Science

The Monuments Trump Doesn’t Support

While the president defends racist bronze relics, he’s stripping protections from the nation’s public lands.

The 1.35 million-acre Bears Ears National Monument in Utah and Lee Park in Charlottesville, Virginia.

Photo illustration by Slate. Photos by Bureau of Land Management, Cville dog/Wikipedia Commons.

On Twitter on Thursday morning, I came across two very different points about two different sets of American monuments.

The first tweet came from the president, addressing the Confederate monuments that still stand in so many American cities. “Sad to see the history and culture of our great country being ripped apart with the removal of our beautiful statues and monuments,” Trump wrote. And later: “the beauty that is being taken out of our cities, towns and parks will be greatly missed and never able to be comparably replaced!”

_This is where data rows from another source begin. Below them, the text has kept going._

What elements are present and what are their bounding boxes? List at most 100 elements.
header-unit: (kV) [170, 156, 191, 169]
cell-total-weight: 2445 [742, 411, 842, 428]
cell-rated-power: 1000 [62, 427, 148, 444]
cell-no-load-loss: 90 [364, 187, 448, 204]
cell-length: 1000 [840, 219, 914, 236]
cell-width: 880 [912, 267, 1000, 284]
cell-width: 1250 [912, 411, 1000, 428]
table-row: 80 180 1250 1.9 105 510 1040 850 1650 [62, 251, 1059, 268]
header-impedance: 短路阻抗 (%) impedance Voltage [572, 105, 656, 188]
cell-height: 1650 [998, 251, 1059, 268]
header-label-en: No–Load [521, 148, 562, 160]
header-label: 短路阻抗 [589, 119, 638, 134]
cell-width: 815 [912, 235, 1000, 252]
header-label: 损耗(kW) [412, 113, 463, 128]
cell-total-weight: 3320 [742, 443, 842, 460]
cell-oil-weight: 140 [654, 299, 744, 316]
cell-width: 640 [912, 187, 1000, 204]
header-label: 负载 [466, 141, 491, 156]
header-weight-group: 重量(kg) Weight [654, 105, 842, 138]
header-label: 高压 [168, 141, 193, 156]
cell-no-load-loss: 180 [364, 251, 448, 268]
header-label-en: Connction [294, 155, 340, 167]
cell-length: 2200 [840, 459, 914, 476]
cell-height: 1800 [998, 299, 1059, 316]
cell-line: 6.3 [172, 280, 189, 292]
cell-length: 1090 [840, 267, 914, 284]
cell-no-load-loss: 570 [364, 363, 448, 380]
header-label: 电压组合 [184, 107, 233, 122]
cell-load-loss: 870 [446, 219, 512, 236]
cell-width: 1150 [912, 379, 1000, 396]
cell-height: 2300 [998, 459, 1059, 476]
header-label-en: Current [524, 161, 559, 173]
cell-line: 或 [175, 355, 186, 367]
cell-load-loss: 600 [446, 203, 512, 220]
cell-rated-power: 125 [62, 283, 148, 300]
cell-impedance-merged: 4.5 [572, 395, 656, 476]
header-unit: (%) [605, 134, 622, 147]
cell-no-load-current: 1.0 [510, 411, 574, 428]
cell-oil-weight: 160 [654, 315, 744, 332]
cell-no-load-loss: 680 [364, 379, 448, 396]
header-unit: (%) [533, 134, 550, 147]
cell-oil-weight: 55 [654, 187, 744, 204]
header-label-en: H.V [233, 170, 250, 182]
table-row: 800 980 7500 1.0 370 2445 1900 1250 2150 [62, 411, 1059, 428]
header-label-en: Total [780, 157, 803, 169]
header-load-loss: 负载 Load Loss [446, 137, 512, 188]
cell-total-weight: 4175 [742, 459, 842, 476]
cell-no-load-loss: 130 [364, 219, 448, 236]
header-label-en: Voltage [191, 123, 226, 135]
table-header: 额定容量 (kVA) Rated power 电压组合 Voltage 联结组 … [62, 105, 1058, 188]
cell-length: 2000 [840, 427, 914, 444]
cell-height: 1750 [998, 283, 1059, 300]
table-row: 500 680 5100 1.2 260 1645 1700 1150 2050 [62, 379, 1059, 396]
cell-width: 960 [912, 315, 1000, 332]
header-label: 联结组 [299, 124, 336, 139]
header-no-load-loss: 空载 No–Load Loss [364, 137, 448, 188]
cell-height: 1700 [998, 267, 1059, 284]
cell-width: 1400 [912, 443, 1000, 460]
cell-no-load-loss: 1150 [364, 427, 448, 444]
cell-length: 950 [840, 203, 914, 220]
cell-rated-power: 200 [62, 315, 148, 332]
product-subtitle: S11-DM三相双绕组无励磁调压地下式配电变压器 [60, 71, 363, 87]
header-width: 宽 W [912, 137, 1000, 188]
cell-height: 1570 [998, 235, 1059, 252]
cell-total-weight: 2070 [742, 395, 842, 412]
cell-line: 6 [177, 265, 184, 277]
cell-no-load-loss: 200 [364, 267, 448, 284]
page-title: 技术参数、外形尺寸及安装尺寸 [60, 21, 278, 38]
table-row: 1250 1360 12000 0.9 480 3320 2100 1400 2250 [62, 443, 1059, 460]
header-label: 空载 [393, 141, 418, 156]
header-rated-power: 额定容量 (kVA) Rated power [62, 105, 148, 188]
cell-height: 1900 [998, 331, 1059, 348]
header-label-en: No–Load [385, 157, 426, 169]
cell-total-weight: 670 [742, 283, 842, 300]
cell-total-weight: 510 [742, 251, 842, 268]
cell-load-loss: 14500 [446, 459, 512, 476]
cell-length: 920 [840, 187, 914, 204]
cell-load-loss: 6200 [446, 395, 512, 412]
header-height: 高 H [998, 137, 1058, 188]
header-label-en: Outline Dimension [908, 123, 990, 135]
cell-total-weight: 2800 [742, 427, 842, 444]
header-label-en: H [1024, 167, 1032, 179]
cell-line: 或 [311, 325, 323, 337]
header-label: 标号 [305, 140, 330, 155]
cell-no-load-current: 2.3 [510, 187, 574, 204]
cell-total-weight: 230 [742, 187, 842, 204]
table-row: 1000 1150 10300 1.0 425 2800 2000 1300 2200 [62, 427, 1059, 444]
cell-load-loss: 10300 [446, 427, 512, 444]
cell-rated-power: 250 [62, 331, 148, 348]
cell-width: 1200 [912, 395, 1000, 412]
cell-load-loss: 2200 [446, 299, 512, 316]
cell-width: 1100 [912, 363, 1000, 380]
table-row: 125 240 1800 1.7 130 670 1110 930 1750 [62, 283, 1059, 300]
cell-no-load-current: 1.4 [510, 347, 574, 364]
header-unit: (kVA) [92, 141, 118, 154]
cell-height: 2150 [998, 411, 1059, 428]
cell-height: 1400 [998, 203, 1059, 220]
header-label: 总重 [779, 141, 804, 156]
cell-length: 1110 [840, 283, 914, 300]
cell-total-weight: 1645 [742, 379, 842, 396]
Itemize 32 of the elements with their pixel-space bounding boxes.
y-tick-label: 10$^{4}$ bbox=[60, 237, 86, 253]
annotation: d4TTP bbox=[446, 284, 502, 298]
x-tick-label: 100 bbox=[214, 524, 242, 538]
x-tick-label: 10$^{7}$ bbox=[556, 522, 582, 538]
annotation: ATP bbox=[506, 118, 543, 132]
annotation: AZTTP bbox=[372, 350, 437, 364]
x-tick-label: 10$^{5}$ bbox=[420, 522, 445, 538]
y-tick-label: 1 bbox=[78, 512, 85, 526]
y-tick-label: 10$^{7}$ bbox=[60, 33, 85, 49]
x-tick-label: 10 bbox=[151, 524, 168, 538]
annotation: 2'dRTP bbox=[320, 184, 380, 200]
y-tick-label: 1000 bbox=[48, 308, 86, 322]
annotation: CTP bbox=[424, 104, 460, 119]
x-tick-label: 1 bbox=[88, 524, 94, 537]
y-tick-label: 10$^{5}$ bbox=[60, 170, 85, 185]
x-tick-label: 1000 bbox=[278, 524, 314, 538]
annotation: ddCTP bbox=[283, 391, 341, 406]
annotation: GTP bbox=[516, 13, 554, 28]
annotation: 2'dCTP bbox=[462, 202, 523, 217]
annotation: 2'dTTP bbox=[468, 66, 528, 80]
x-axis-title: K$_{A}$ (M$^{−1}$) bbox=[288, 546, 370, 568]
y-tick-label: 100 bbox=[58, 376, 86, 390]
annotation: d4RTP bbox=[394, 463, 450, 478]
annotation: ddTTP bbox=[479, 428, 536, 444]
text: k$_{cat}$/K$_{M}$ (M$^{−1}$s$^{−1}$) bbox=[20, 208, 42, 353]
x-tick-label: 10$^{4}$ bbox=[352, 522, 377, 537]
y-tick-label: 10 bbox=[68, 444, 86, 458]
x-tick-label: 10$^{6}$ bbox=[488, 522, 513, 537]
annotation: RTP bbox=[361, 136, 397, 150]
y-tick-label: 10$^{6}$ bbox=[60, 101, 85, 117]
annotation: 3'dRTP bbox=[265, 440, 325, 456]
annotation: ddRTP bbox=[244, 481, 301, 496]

The other came from the National Parks Conservation Association, reminding Secretary of the Interior Ryan Zinke that 2.7 million Americans had spoken out in support of preserving national monuments.

That tweet refers to the fact that Zinke is currently reassessing the validity of 27 national monuments—that is, each monument that is both larger than 100,000 acres and was designated after 1996. He’s doing so in response to an April 26 executive order from Trump, and he’s expected to release his final assessment next week, on Aug. 24.

When Trump released this executive order, several scandals ago, it caused quite a stir. The order itself reads as somewhat procedural, and, speaking publicly, Trump framed it as a classic states’ rights vs. federal government dispute. In reality, this was an unprecedented directive: No president has ever revoked the status of a national monument. The threat to do so was widely (and likely correctly) seen as a political rebuke of President Barack Obama, who designated Utah’s Bears Ears a national monument less than a month before he left office (granting a request from five Native American tribes that had been six years in the making).

If there’s a common thread between the Confederate statues Trump loves and the national monuments he seems willing to cast aside, it’s the president’s small-mindedness. Trump is willing to defend the likes of Robert E. Lee not only because it is a natural outlet for his own bigotry and it’s likely to score him points with his virulent political base. He is also willing to speak out because he sees himself in Lee—a (supposedly) great man who’s been unfairly demonized. The president feels kinship for a bronze idol that a great number of Americans want to tear down but has no such connection to the American landscape. Nature, he thinks, is something to be dominated rather than celebrated.

The national monuments now under review range from Bears Ears to the Mariana Trench in the Pacific Ocean to the Giant Sequoia Monument in California. The Sequoia Monument is just north of Sequoia National Park—the difference between a park and a monument is largely that the land is preserved for a different reason. As Outside put it, “National parks are protected due to their scenic, inspirational, education, and recreational value. National monuments have objects of historical, cultural, and/or scientific interest.”

Zinke has toured many of the monuments since Trump issued that executive order, and just this week the interior secretary declared that five of the 27 will certainly retain their protected status. The Department of the Interior has also solicited comments from the public on these national monuments. Per an analysis conducted by the Center for Western Priorities, 96 percent of respondents prefer to keep the monuments as they are, with 3 percent opposed and 1 percent neutral.

It’s entirely possible that nothing will happen to any of these monuments. Alternately, Zinke could recommend that certain borders be renegotiated or that entire designations be revoked. If any monuments do lose their status, they could be protected by their states. Such a move could also pave the way to development on formerly protected lands.

At the moment, it’s hard to trust a government that has loosened restrictions on drilling for oil in national parks and just this week nonsensically reversed a ban on plastic water bottle sales in the parks. But regardless of the final outcome here, this past week has shown that our president is willing to defend statues of treasonous slave owners while taking unprecedented steps to undermine our national parks and monuments—pieces of American history that we must all fight to preserve. It’s just another indicator that the sooner we rid ourselves of the current president and the racist relics he supports, the more beautiful every piece of the American landscape will be.